Danny Robinson loves cycling. And he believes in the power cycling to affect change.
His social enterprise company, Peloton Liverpool, uses two wheels to help create a better city region in a number of ways, all working on the principle that grassroots activism changes lives.
“We like to focus on the margins on society,” he says. “addressing issues on the ground to make people’s lives better. I’m keen to get out there into the streets as much as possible.”
“Having worked as a counselor for a number of years I became interested in the idea of bikes as therapy. Not only are they healthier and cleaner, they bring down congestion, provide employment and other people the opportunity to come together socially.”
Peloton is the realisation of Danny’s beliefs and he runs a number of projects across the city region including bike recycling, a ‘last mile’ delivery service (Agile), bike maintenance training, a shop and a BMX pump track cheekily called BMX Box. Danny is particularly proud of his BMX Box project, perched up on high in Everton Park.
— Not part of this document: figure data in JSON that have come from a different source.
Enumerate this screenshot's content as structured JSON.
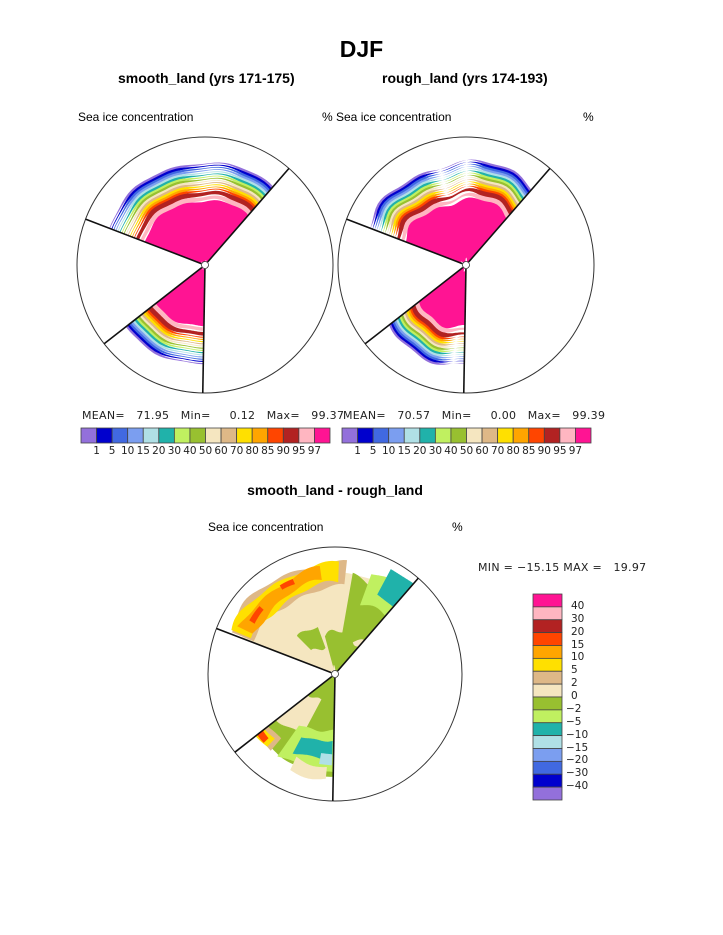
{
  "figure": {
    "title": "DJF",
    "difference_title": "smooth_land - rough_land"
  },
  "chart_data": [
    {
      "type": "heatmap",
      "projection": "polar",
      "title": "smooth_land (yrs 171-175)",
      "variable": "Sea ice concentration",
      "units": "%",
      "stats": {
        "mean_label": "MEAN=",
        "mean": "71.95",
        "min_label": "Min=",
        "min": "0.12",
        "max_label": "Max=",
        "max": "99.37"
      },
      "colorbar": {
        "orientation": "horizontal",
        "levels": [
          "1",
          "5",
          "10",
          "15",
          "20",
          "30",
          "40",
          "50",
          "60",
          "70",
          "80",
          "85",
          "90",
          "95",
          "97"
        ],
        "colors": [
          "#9370db",
          "#0000cd",
          "#4169e1",
          "#7b9ef0",
          "#b0e0e6",
          "#20b2aa",
          "#c0f060",
          "#98c030",
          "#f5e6c0",
          "#deb887",
          "#ffe000",
          "#ffa500",
          "#ff4500",
          "#b22222",
          "#ffb6c1",
          "#ff1493"
        ]
      },
      "ice_edge_profile": "concentric bands, >97% in interior"
    },
    {
      "type": "heatmap",
      "projection": "polar",
      "title": "rough_land (yrs 174-193)",
      "variable": "% Sea ice concentration",
      "units": "%",
      "stats": {
        "mean_label": "MEAN=",
        "mean": "70.57",
        "min_label": "Min=",
        "min": "0.00",
        "max_label": "Max=",
        "max": "99.39"
      },
      "colorbar": {
        "orientation": "horizontal",
        "levels": [
          "1",
          "5",
          "10",
          "15",
          "20",
          "30",
          "40",
          "50",
          "60",
          "70",
          "80",
          "85",
          "90",
          "95",
          "97"
        ],
        "colors": [
          "#9370db",
          "#0000cd",
          "#4169e1",
          "#7b9ef0",
          "#b0e0e6",
          "#20b2aa",
          "#c0f060",
          "#98c030",
          "#f5e6c0",
          "#deb887",
          "#ffe000",
          "#ffa500",
          "#ff4500",
          "#b22222",
          "#ffb6c1",
          "#ff1493"
        ]
      }
    },
    {
      "type": "heatmap",
      "projection": "polar",
      "title": "smooth_land - rough_land",
      "variable": "Sea ice concentration",
      "units": "%",
      "stats": {
        "min_label": "MIN =",
        "min": "−15.15",
        "max_label": "MAX =",
        "max": "19.97"
      },
      "colorbar": {
        "orientation": "vertical",
        "levels": [
          "40",
          "30",
          "20",
          "15",
          "10",
          "5",
          "2",
          "0",
          "−2",
          "−5",
          "−10",
          "−15",
          "−20",
          "−30",
          "−40"
        ],
        "colors": [
          "#ff1493",
          "#ffb6c1",
          "#b22222",
          "#ff4500",
          "#ffa500",
          "#ffe000",
          "#deb887",
          "#f5e6c0",
          "#98c030",
          "#c0f060",
          "#20b2aa",
          "#b0e0e6",
          "#7b9ef0",
          "#4169e1",
          "#0000cd",
          "#9370db"
        ]
      }
    }
  ]
}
It’s a tight BMX track serviced by a small team who work out of an old shipping container where the bikes are repaired and stored for kids to use.
“Freshest air in the whole of the city,” says Danny looking down towards the city and the water far below. “BMX Box is great for getting kids more healthy but even more importantly it gives them self-respect, a sense of achievement and the opportunity to be mindful.”
“We’re claiming back the kids that were taken from us by computer games,” he laughs.
As Liverpool City Region moves towards a greener and cleaner future, businesses like Danny’s will benefit from cleaner air produced by the lower emission buses funded as part of the Devolution package.
“Devolution will help shape the way the city functions and moves around,” Danny says, “and that’s important to us as a business. the Metro Mayor has the opportunity to understand and work for local communities in a way that would be impossible for central government.”